二つのコミュニティーをつなぐことができれば、社会の様々なところで内部留保されているお金をよりダイナミックに引き出し、社会の未来を変えていくサイクルにつなげられるのではと思います。
中野:私としては、全国行脚して感じる日本人の悲観バイアスも何とかしたいと思っています。個人が日本や自分の将来を過度に不安視すると、お金をより預貯金に置こうとします。すると社会全体が停滞して、さらに不安になるという負のスパイラルに陥ります。
今、日本が持っている国富は、他国が羨むほどの、とてつもなく大きなものです。高成長期を走り抜けられた国しか持ちえない、未来の成長への源泉です。今日、いくつかお話しましたが、日本の過去と今を踏まえた明るい未来の姿を、なかのアセットのコミュニティで伝えていきたいと思います。日本の方々の自信を高めていきたいですし、その役割を果たしていきたいです。

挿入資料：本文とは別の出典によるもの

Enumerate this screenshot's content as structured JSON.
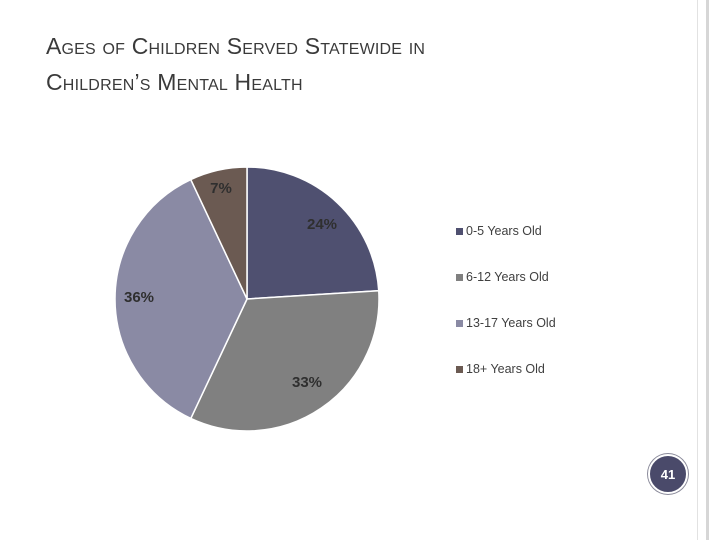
{
  "slide": {
    "title_lines": [
      "Ages of Children Served Statewide in",
      "Children’s Mental Health"
    ],
    "page_number": "41"
  },
  "colors": {
    "slice_0_5": "#4f5070",
    "slice_6_12": "#808080",
    "slice_13_17": "#8a8aa4",
    "slice_18_plus": "#6b5a52",
    "rail": "#d6d6d6"
  },
  "chart_data": {
    "type": "pie",
    "title": "",
    "categories": [
      "0-5 Years Old",
      "6-12 Years Old",
      "13-17 Years Old",
      "18+ Years Old"
    ],
    "values": [
      24,
      33,
      36,
      7
    ],
    "data_labels": [
      "24%",
      "33%",
      "36%",
      "7%"
    ],
    "legend": "right",
    "start_angle": "12 o'clock",
    "direction": "clockwise"
  }
}
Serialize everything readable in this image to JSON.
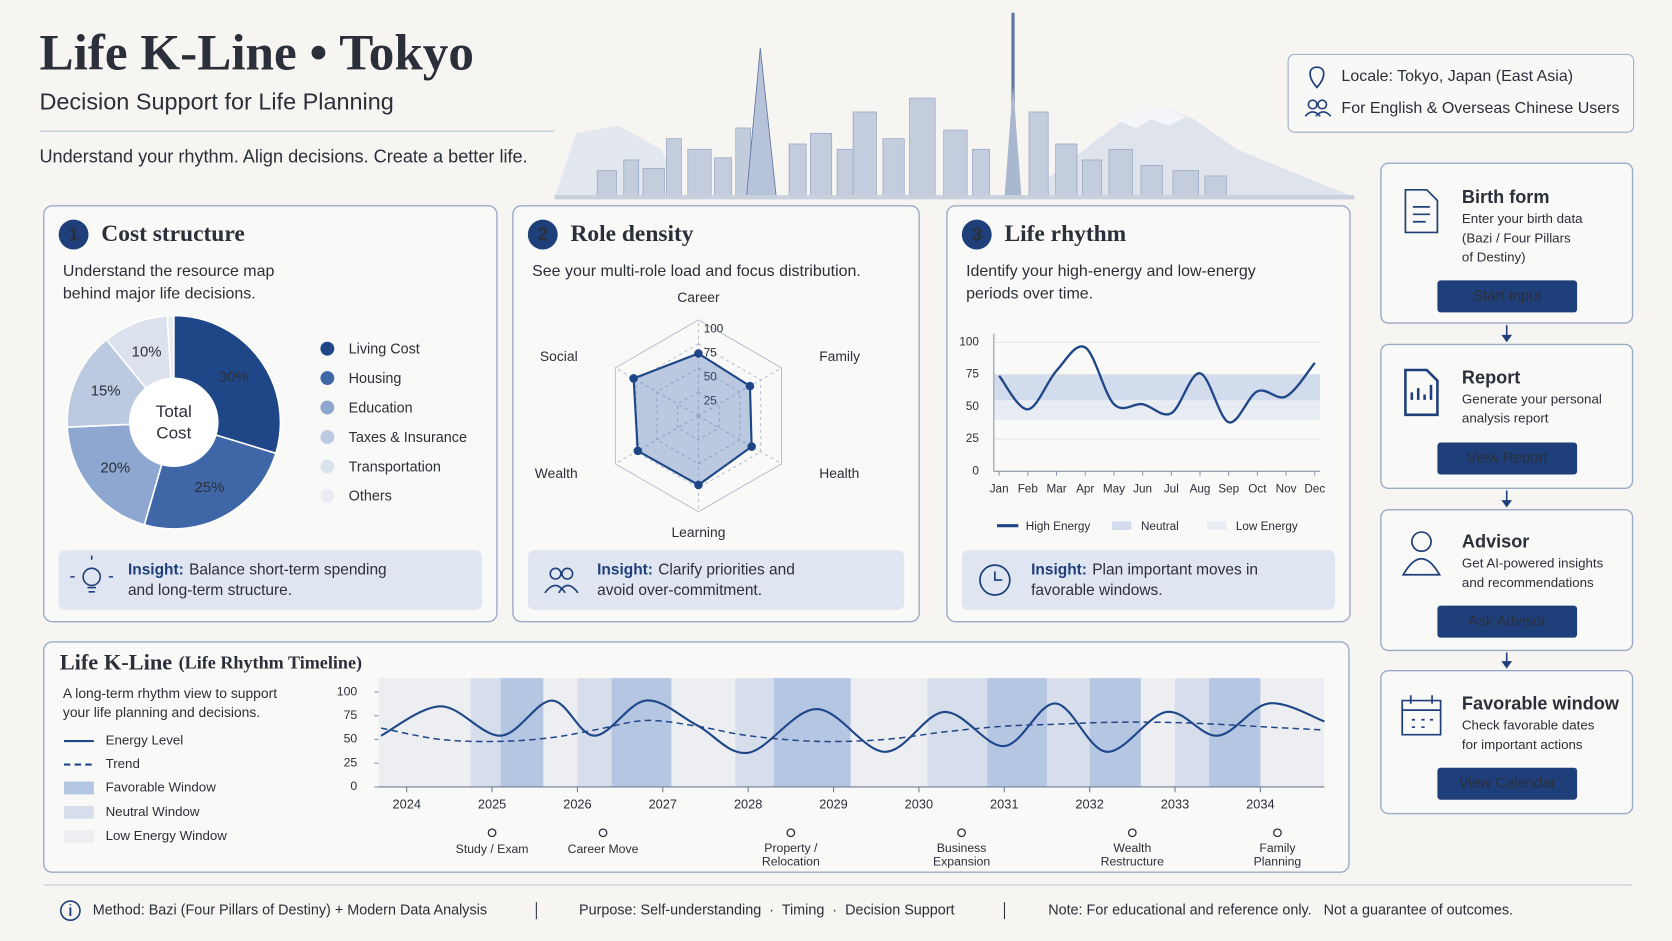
{
  "header": {
    "title": "Life K-Line • Tokyo",
    "subtitle": "Decision Support for Life Planning",
    "tagline": "Understand your rhythm. Align decisions. Create a better life."
  },
  "locale": {
    "locale": "Locale: Tokyo, Japan (East Asia)",
    "audience": "For English & Overseas Chinese Users"
  },
  "cards": [
    {
      "number": "1",
      "title": "Cost structure",
      "description": [
        "Understand the resource map",
        "behind major life decisions."
      ],
      "insight_label": "Insight:",
      "insight": [
        "Balance short-term spending",
        "and long-term structure."
      ]
    },
    {
      "number": "2",
      "title": "Role density",
      "description": [
        "See your multi-role load and focus distribution."
      ],
      "insight_label": "Insight:",
      "insight": [
        "Clarify priorities and",
        "avoid over-commitment."
      ]
    },
    {
      "number": "3",
      "title": "Life rhythm",
      "description": [
        "Identify your high-energy and low-energy",
        "periods over time."
      ],
      "insight_label": "Insight:",
      "insight": [
        "Plan important moves in",
        "favorable windows."
      ]
    }
  ],
  "chart_data": [
    {
      "type": "pie",
      "center_label": [
        "Total",
        "Cost"
      ],
      "categories": [
        "Living Cost",
        "Housing",
        "Education",
        "Taxes & Insurance",
        "Transportation",
        "Others"
      ],
      "values": [
        30,
        25,
        20,
        15,
        10,
        1
      ],
      "value_labels": [
        "30%",
        "25%",
        "20%",
        "15%",
        "10%",
        null
      ],
      "colors": [
        "#1f4788",
        "#3f67a8",
        "#8ea7d1",
        "#bccae1",
        "#dbe2ee",
        "#e9edf3"
      ]
    },
    {
      "type": "radar",
      "categories": [
        "Career",
        "Family",
        "Health",
        "Learning",
        "Wealth",
        "Social"
      ],
      "values": [
        65,
        62,
        64,
        72,
        73,
        78
      ],
      "rlim": [
        0,
        100
      ],
      "rticks": [
        25,
        50,
        75,
        100
      ],
      "color": "#1f4788"
    },
    {
      "type": "line",
      "categories": [
        "Jan",
        "Feb",
        "Mar",
        "Apr",
        "May",
        "Jun",
        "Jul",
        "Aug",
        "Sep",
        "Oct",
        "Nov",
        "Dec"
      ],
      "series": [
        {
          "name": "High Energy",
          "color": "#1f4788",
          "values": [
            74,
            48,
            78,
            96,
            52,
            52,
            45,
            76,
            38,
            62,
            58,
            84
          ]
        }
      ],
      "bands": [
        {
          "name": "Neutral",
          "color": "#d3dcec",
          "range": [
            55,
            75
          ]
        },
        {
          "name": "Low Energy",
          "color": "#e8ecf3",
          "range": [
            40,
            55
          ]
        }
      ],
      "ylim": [
        0,
        100
      ],
      "yticks": [
        0,
        25,
        50,
        75,
        100
      ],
      "grid": true
    },
    {
      "type": "line",
      "x": [
        2023.7,
        2024.4,
        2025.1,
        2025.7,
        2026.2,
        2026.8,
        2027.4,
        2028.0,
        2028.8,
        2029.6,
        2030.3,
        2031.0,
        2031.6,
        2032.2,
        2032.9,
        2033.5,
        2034.1,
        2034.75
      ],
      "series": [
        {
          "name": "Energy Level",
          "color": "#1f4788",
          "dashed": false,
          "values": [
            54,
            85,
            54,
            91,
            54,
            91,
            65,
            36,
            82,
            37,
            79,
            43,
            88,
            37,
            79,
            54,
            88,
            69
          ]
        },
        {
          "name": "Trend",
          "color": "#1f4788",
          "dashed": true,
          "values": [
            62,
            50,
            48,
            52,
            60,
            70,
            64,
            54,
            48,
            50,
            58,
            64,
            66,
            68,
            68,
            66,
            63,
            60
          ]
        }
      ],
      "windows": [
        {
          "name": "Favorable Window",
          "color": "#b5c6e2",
          "ranges": [
            [
              2025.1,
              2025.6
            ],
            [
              2026.4,
              2027.1
            ],
            [
              2028.3,
              2029.2
            ],
            [
              2030.8,
              2031.5
            ],
            [
              2032.0,
              2032.6
            ],
            [
              2033.4,
              2034.0
            ]
          ]
        },
        {
          "name": "Neutral Window",
          "color": "#d6deec",
          "ranges": [
            [
              2024.75,
              2025.1
            ],
            [
              2026.0,
              2026.4
            ],
            [
              2027.85,
              2028.3
            ],
            [
              2030.1,
              2030.8
            ],
            [
              2031.5,
              2032.0
            ],
            [
              2033.0,
              2033.4
            ]
          ]
        },
        {
          "name": "Low Energy Window",
          "color": "#eceef2",
          "ranges": [
            [
              2023.67,
              2034.75
            ]
          ]
        }
      ],
      "events": [
        {
          "x": 2025.0,
          "label": [
            "Study / Exam"
          ]
        },
        {
          "x": 2026.3,
          "label": [
            "Career Move"
          ]
        },
        {
          "x": 2028.5,
          "label": [
            "Property /",
            "Relocation"
          ]
        },
        {
          "x": 2030.5,
          "label": [
            "Business",
            "Expansion"
          ]
        },
        {
          "x": 2032.5,
          "label": [
            "Wealth",
            "Restructure"
          ]
        },
        {
          "x": 2034.2,
          "label": [
            "Family",
            "Planning"
          ]
        }
      ],
      "xlim": [
        2023.67,
        2034.75
      ],
      "xticks": [
        2024,
        2025,
        2026,
        2027,
        2028,
        2029,
        2030,
        2031,
        2032,
        2033,
        2034
      ],
      "ylim": [
        0,
        100
      ],
      "yticks": [
        0,
        25,
        50,
        75,
        100
      ]
    }
  ],
  "timeline": {
    "title": "Life K-Line",
    "title_note": "(Life Rhythm Timeline)",
    "description": [
      "A long-term rhythm view to support",
      "your life planning and decisions."
    ]
  },
  "steps": [
    {
      "title": "Birth form",
      "description": [
        "Enter your birth data",
        "(Bazi / Four Pillars",
        "of Destiny)"
      ],
      "button": "Start Input"
    },
    {
      "title": "Report",
      "description": [
        "Generate your personal",
        "analysis report"
      ],
      "button": "View Report"
    },
    {
      "title": "Advisor",
      "description": [
        "Get AI-powered insights",
        "and recommendations"
      ],
      "button": "Ask Advisor"
    },
    {
      "title": "Favorable window",
      "description": [
        "Check favorable dates",
        "for important actions"
      ],
      "button": "View Calendar"
    }
  ],
  "footer": {
    "method": "Method: Bazi (Four Pillars of Destiny) + Modern Data Analysis",
    "purpose": "Purpose: Self-understanding  ·  Timing  ·  Decision Support",
    "note": "Note: For educational and reference only.   Not a guarantee of outcomes."
  }
}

加藤:投資コミュニティの大切さのお話、ありがとうございました。我々も地方をよく回りますので、不動産と金融の垣根を取っ払ったセミナーなど、一緒にできると面白いですね。日本を豊かにするという大きなゴールにおいて、金融と不動産の業界の垣根などは関係ありませんので。改めて、今日は数々の深いお話を頂き、ありがとうございました。